For any $c \geq 1$ let $A,B$ be the positive-semidefinite matrices
$$
A = \left( \begin{array}{lc} c^2 & c \cr c & 1 \end{array} \right),
\phantom\infty
B = \left( \begin{array}{cc} 1 & 0 \cr 0 & 0 \end{array} \right).
$$
of rank $1$. Then we calculate that the difference
$$
D := c(A+B)^2 - (A-B)^2
$$
has determinant $(c-1)^2 - 4c^3 < 0$, and is thus not positive semidefinite.

In fact this counterexample works for all $c \in \bf R$:
looking around $\ker A = {\rm span} \lbrace(-1,c)\rbrace$
we find the negative vector $v = (-c, c^2+1)$.

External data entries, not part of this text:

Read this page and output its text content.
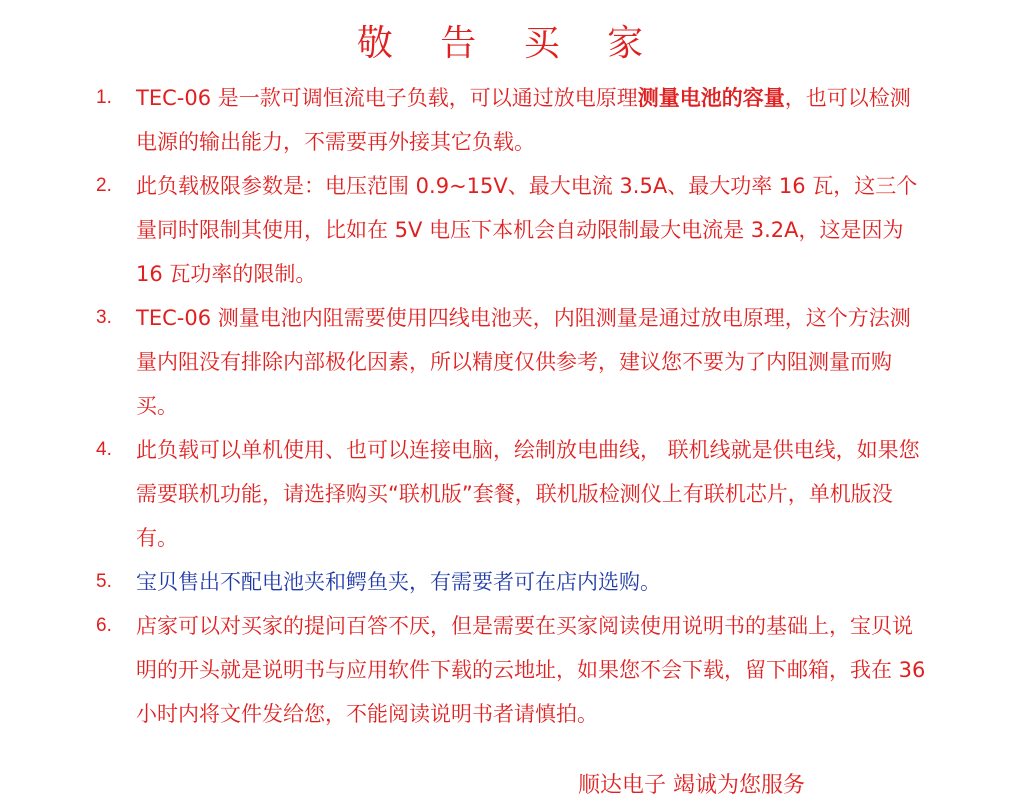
敬 告 买 家
1. TEC-06 是一款可调恒流电子负载，可以通过放电原理测量电池的容量，也可以检测电源的输出能力，不需要再外接其它负载。
2. 此负载极限参数是：电压范围 0.9~15V、最大电流 3.5A、最大功率 16 瓦，这三个量同时限制其使用，比如在 5V 电压下本机会自动限制最大电流是 3.2A，这是因为 16 瓦功率的限制。
3. TEC-06 测量电池内阻需要使用四线电池夹，内阻测量是通过放电原理，这个方法测量内阻没有排除内部极化因素，所以精度仅供参考，建议您不要为了内阻测量而购买。
4. 此负载可以单机使用、也可以连接电脑，绘制放电曲线， 联机线就是供电线，如果您需要联机功能，请选择购买“联机版”套餐，联机版检测仪上有联机芯片，单机版没有。
5. 宝贝售出不配电池夹和鳄鱼夹，有需要者可在店内选购。
6. 店家可以对买家的提问百答不厌，但是需要在买家阅读使用说明书的基础上，宝贝说明的开头就是说明书与应用软件下载的云地址，如果您不会下载，留下邮箱，我在 36 小时内将文件发给您，不能阅读说明书者请慎拍。
顺达电子 竭诚为您服务
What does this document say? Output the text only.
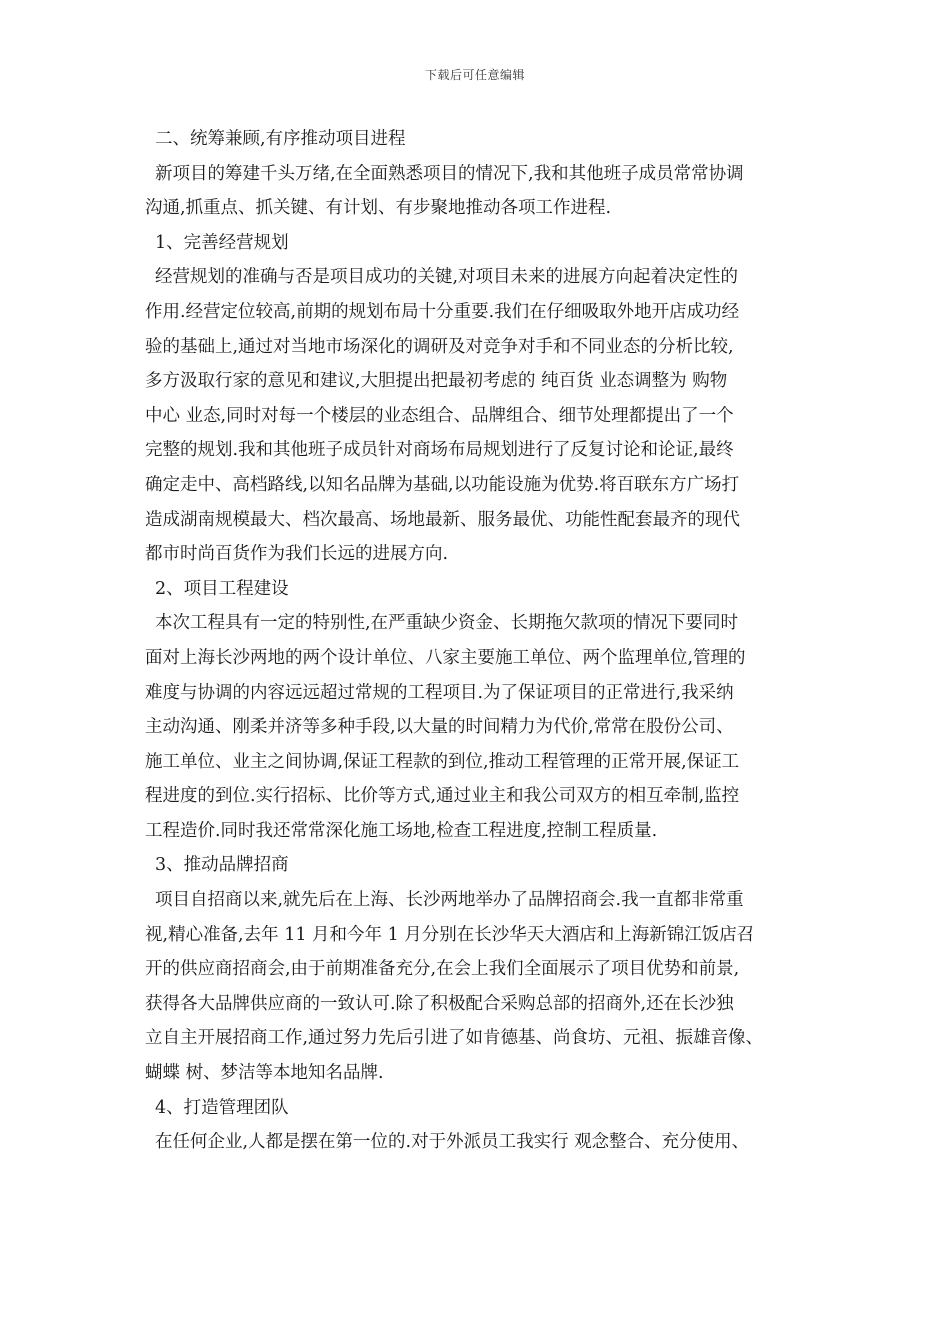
下载后可任意编辑
二、统筹兼顾,有序推动项目进程
新项目的筹建千头万绪,在全面熟悉项目的情况下,我和其他班子成员常常协调
沟通,抓重点、抓关键、有计划、有步聚地推动各项工作进程.
1、完善经营规划
经营规划的准确与否是项目成功的关键,对项目未来的进展方向起着决定性的
作用.经营定位较高,前期的规划布局十分重要.我们在仔细吸取外地开店成功经
验的基础上,通过对当地市场深化的调研及对竞争对手和不同业态的分析比较,
多方汲取行家的意见和建议,大胆提出把最初考虑的 纯百货 业态调整为 购物
中心 业态,同时对每一个楼层的业态组合、品牌组合、细节处理都提出了一个
完整的规划.我和其他班子成员针对商场布局规划进行了反复讨论和论证,最终
确定走中、高档路线,以知名品牌为基础,以功能设施为优势.将百联东方广场打
造成湖南规模最大、档次最高、场地最新、服务最优、功能性配套最齐的现代
都市时尚百货作为我们长远的进展方向.
2、项目工程建设
本次工程具有一定的特别性,在严重缺少资金、长期拖欠款项的情况下要同时
面对上海长沙两地的两个设计单位、八家主要施工单位、两个监理单位,管理的
难度与协调的内容远远超过常规的工程项目.为了保证项目的正常进行,我采纳
主动沟通、刚柔并济等多种手段,以大量的时间精力为代价,常常在股份公司、
施工单位、业主之间协调,保证工程款的到位,推动工程管理的正常开展,保证工
程进度的到位.实行招标、比价等方式,通过业主和我公司双方的相互牵制,监控
工程造价.同时我还常常深化施工场地,检查工程进度,控制工程质量.
3、推动品牌招商
项目自招商以来,就先后在上海、长沙两地举办了品牌招商会.我一直都非常重
视,精心准备,去年 11 月和今年 1 月分别在长沙华天大酒店和上海新锦江饭店召
开的供应商招商会,由于前期准备充分,在会上我们全面展示了项目优势和前景,
获得各大品牌供应商的一致认可.除了积极配合采购总部的招商外,还在长沙独
立自主开展招商工作,通过努力先后引进了如肯德基、尚食坊、元祖、振雄音像、
蝴蝶 树、梦洁等本地知名品牌.
4、打造管理团队
在任何企业,人都是摆在第一位的.对于外派员工我实行 观念整合、充分使用、
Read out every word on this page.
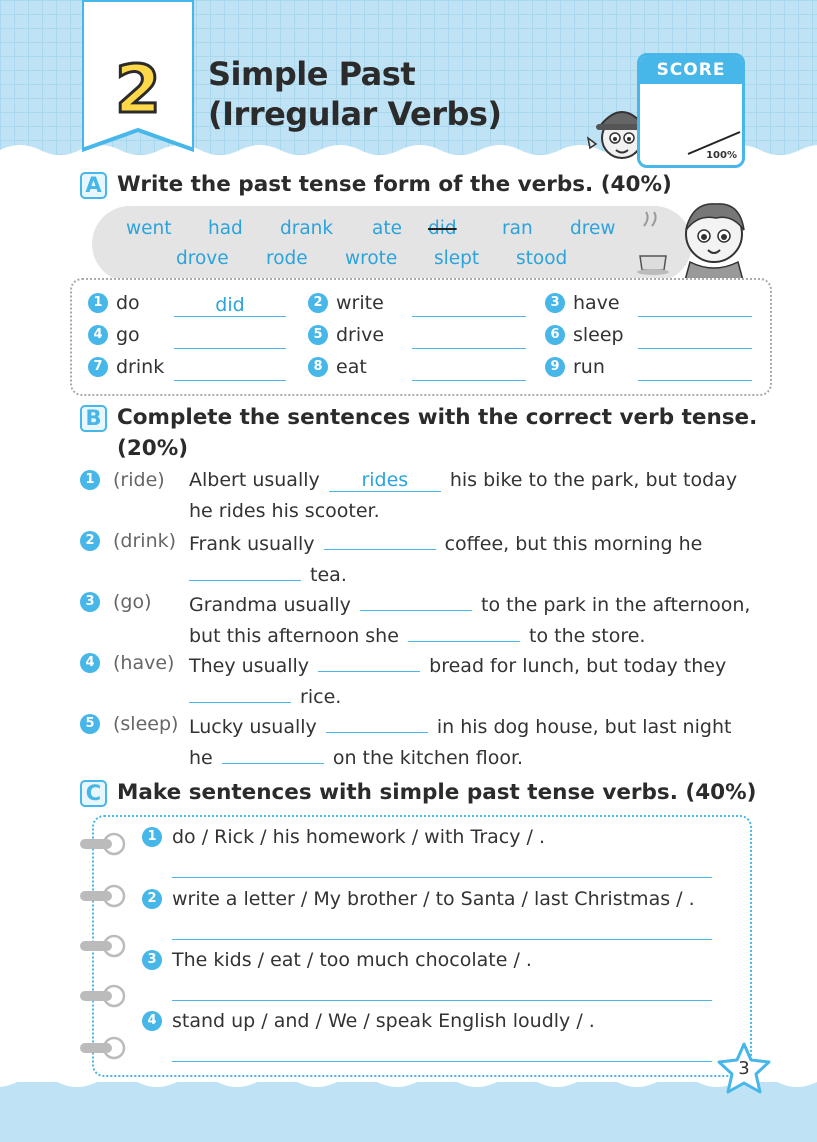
2 Simple Past
(Irregular Verbs)
SCORE
100%
A Write the past tense form of the verbs. (40%)
went had drank ate did ran drew
drove rode wrote slept stood
1 do	did	2 write	3 have
4 go	5 drive	6 sleep
7 drink	8 eat	9 run
B Complete the sentences with the correct verb tense.
(20%)
1 (ride) Albert usually rides his bike to the park, but today
he rides his scooter.
2 (drink) Frank usually	coffee, but this morning he
tea.
3 (go) Grandma usually	to the park in the afternoon,
but this afternoon she	to the store.
4 (have) They usually	bread for lunch, but today they
rice.
5 (sleep) Lucky usually	in his dog house, but last night
he	on the kitchen floor.
C Make sentences with simple past tense verbs. (40%)
1 do / Rick / his homework / with Tracy / .
2 write a letter / My brother / to Santa / last Christmas / .
3 The kids / eat / too much chocolate / .
4 stand up / and / We / speak English loudly / .
3
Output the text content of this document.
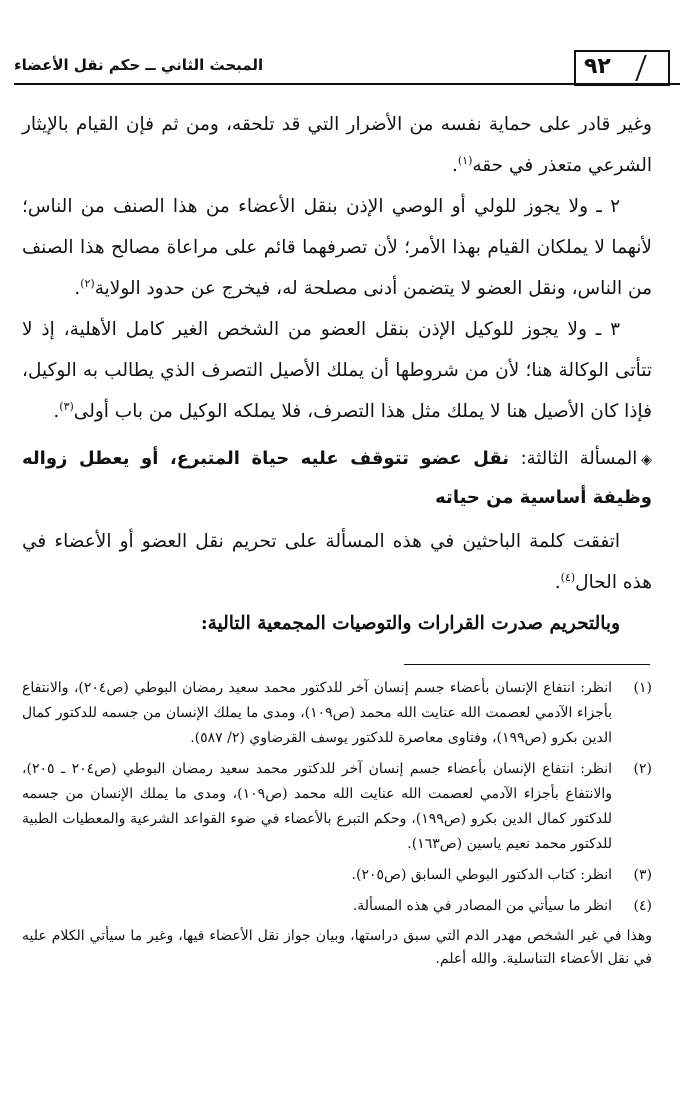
المبحث الثاني ــ حكم نقل الأعضاء	٩٢

وغير قادر على حماية نفسه من الأضرار التي قد تلحقه، ومن ثم فإن القيام بالإيثار الشرعي متعذر في حقه$^{(١)}$.

٢ ـ ولا يجوز للولي أو الوصي الإذن بنقل الأعضاء من هذا الصنف من الناس؛ لأنهما لا يملكان القيام بهذا الأمر؛ لأن تصرفهما قائم على مراعاة مصالح هذا الصنف من الناس، ونقل العضو لا يتضمن أدنى مصلحة له، فيخرج عن حدود الولاية$^{(٢)}$.

٣ ـ ولا يجوز للوكيل الإذن بنقل العضو من الشخص الغير كامل الأهلية، إذ لا تتأتى الوكالة هنا؛ لأن من شروطها أن يملك الأصيل التصرف الذي يطالب به الوكيل، فإذا كان الأصيل هنا لا يملك مثل هذا التصرف، فلا يملكه الوكيل من باب أولى$^{(٣)}$.

◈المسألة الثالثة: نقل عضو تتوقف عليه حياة المتبرع، أو يعطل زواله وظيفة أساسية من حياته

اتفقت كلمة الباحثين في هذه المسألة على تحريم نقل العضو أو الأعضاء في هذه الحال$^{(٤)}$.

وبالتحريم صدرت القرارات والتوصيات المجمعية التالية:

(١)
انظر: انتفاع الإنسان بأعضاء جسم إنسان آخر للدكتور محمد سعيد رمضان البوطي (ص٢٠٤)، والانتفاع بأجزاء الآدمي لعصمت الله عنايت الله محمد (ص١٠٩)، ومدى ما يملك الإنسان من جسمه للدكتور كمال الدين بكرو (ص١٩٩)، وفتاوى معاصرة للدكتور يوسف القرضاوي (٢/ ٥٨٧).
(٢)
انظر: انتفاع الإنسان بأعضاء جسم إنسان آخر للدكتور محمد سعيد رمضان البوطي (ص٢٠٤ ـ ٢٠٥)، والانتفاع بأجزاء الآدمي لعصمت الله عنايت الله محمد (ص١٠٩)، ومدى ما يملك الإنسان من جسمه للدكتور كمال الدين بكرو (ص١٩٩)، وحكم التبرع بالأعضاء في ضوء القواعد الشرعية والمعطيات الطبية للدكتور محمد نعيم ياسين (ص١٦٣).
(٣)
انظر: كتاب الدكتور البوطي السابق (ص٢٠٥).
(٤)
انظر ما سيأتي من المصادر في هذه المسألة.
وهذا في غير الشخص مهدر الدم التي سبق دراستها، وبيان جواز نقل الأعضاء فيها، وغير ما سيأتي الكلام عليه في نقل الأعضاء التناسلية. والله أعلم.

To verify that $\langle v, Dv \rangle < 0$, recall that
for any vector $x$ and any symmetric matrix $M$ of the same order we have
$$
\langle x, M^2 x \rangle = \langle Mx, Mx \rangle = |Mx|^2.
$$
Here we compute $v(A+B) = (0,1)$ and $v(A-B) = (2c,1)$, so
$$
\langle v, Dv \rangle = c \phantom. |(0,1)|^2 - |(2c,1)|^2 = -4c^2 + c - 1,
$$
which is negative for all real $c$. If $c$ is small enough that
$\det(D) > 0$ then $D$ is *negative* definite.